Love is Strange - O Amor é Uma Coisa Estranha
Título Original
Realizado por
Elenco
Sinopse
Críticas Ípsilon
Críticas dos leitores
“O Amor é uma Coisa Estranha”: um ensaio sobre a permanência dos afectos
Vanderlei Tenório
Quando o amor está presente, não há necessidade de artifícios, nem de retóricas rebuscadas. Esta talvez seja a premissa que orienta Ira Sachs no sublime “O Amor é uma Coisa Estranha” (Love Is Strange, no original), uma obra rara dentro do subgénero gay que, graças à sua subtileza, honestidade emocional e abordagem humanista, evita os atalhos fáceis do melodrama ou a superficialidade de romances reduzidos ao sexo casual, às idealizações juvenis ou a rupturas abruptas.
É significativo que, ao contrário de tantas narrativas centradas em encontros fortuitos, traições ou paixões efémeras, este filme inicie com um gesto de consolidação: o casamento entre George (Alfred Molina), um professor de música, e Ben (John Lithgow), artista plástico. Um casal maduro, com quase quatro décadas de convivência, que decide formalizar legalmente a união — não apenas por eles, mas como um gesto simbólico para os que os cercam.
A química entre Molina e Lithgow é de uma autenticidade desarmante. Não interpretam um casal: são um casal. Há uma intimidade construída em olhares gentis, gestos afáveis, abraços longos, silêncios partilhados. É essa veracidade emocional que confere densidade ao filme, tornando cada cena credível.

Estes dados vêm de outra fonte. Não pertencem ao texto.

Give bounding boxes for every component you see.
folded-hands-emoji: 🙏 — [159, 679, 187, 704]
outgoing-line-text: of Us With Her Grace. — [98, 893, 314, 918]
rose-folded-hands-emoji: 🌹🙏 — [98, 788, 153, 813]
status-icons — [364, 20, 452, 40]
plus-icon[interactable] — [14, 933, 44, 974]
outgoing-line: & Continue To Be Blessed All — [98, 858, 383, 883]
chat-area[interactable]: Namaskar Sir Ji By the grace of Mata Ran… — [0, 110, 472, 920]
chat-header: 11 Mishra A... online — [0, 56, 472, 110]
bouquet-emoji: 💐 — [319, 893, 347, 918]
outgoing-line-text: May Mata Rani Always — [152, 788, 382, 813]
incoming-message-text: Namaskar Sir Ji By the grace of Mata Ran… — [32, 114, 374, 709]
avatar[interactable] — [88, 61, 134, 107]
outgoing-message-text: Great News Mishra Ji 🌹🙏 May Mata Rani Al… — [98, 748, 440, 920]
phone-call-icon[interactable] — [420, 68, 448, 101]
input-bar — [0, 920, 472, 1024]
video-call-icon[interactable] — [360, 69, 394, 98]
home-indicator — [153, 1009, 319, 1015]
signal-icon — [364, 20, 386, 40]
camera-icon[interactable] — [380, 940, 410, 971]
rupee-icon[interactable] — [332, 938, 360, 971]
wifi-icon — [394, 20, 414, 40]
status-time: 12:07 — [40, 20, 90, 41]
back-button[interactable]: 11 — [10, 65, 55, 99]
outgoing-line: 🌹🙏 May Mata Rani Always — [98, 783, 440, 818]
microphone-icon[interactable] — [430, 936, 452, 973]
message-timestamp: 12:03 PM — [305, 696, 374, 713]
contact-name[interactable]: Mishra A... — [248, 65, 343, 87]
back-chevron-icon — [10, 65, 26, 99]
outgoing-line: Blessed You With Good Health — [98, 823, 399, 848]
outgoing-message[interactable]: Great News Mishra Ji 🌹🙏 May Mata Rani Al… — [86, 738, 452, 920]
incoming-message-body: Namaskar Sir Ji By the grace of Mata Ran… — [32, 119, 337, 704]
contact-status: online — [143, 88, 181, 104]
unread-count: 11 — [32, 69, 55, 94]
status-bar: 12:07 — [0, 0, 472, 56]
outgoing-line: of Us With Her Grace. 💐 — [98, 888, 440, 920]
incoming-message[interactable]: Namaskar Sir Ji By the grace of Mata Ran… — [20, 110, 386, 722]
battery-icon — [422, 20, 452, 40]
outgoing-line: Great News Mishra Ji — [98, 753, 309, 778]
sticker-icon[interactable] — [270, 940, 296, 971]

A realização sensível de Sachs, aliada ao guião contido e refinado, valoriza o não-dito, os pequenos rituais, os hábitos do quotidiano que forjam um amor perene. Mas a vida, como bem sabemos, raramente segue o guião do ideal. A estabilidade construída com tanto cuidado desmorona num instante: George é despedido da escola católica onde lecionava, depois de a arquidiocese tomar conhecimento, através de uma simples fotografia no Facebook, do seu casamento com Ben.
A ironia é amarga: todos sempre souberam da sua orientação, mas foi apenas quando o amor se tornou visível e institucionalizado que o sistema reagiu com punição. Este episódio marca uma viragem fulcral. Subitamente, Ben e George confrontam-se com a perda da segurança financeira e, com ela, da sua casa. As suas reformas e rendimentos modestos já não chegam para manter o apartamento em Nova Iorque. O casal vê-se forçado a separar-se fisicamente, recorrendo ao amparo de familiares e amigos, uma solução provisória, mas dolorosa. Ben muda-se para a casa do sobrinho Elliot, partilhando o quarto com o adolescente Joey, filho do casal.
A convivência é tensa: Joey é introspectivo e resistente à presença do tio, e a dinâmica familiar revela um lar onde a comunicação é escassa e a intimidade, rarefeita. George, por sua vez, vai viver com o sobrinho Roberto e o seu parceiro Ted, ambos polícias, inserindo-se num quotidiano ruidoso e apressado, em contraste com o seu estilo de vida sereno e introspectivo.
É nesse desencontro de ritmos, gerações e espaços que o filme ganha fôlego. Ao mostrar como a presença de Ben e George altera e, por vezes, desestabiliza os ambientes nos quais são acolhidos, “O Amor é uma Coisa Estranha” evidencia a fragilidade das relações familiares contemporâneas. Os conflitos não são explosivos, mas latentes, marcados por silêncios, constrangimentos, desilusões e afectos mal resolvidos. É nesse registo intimista e realista que o filme fulgura.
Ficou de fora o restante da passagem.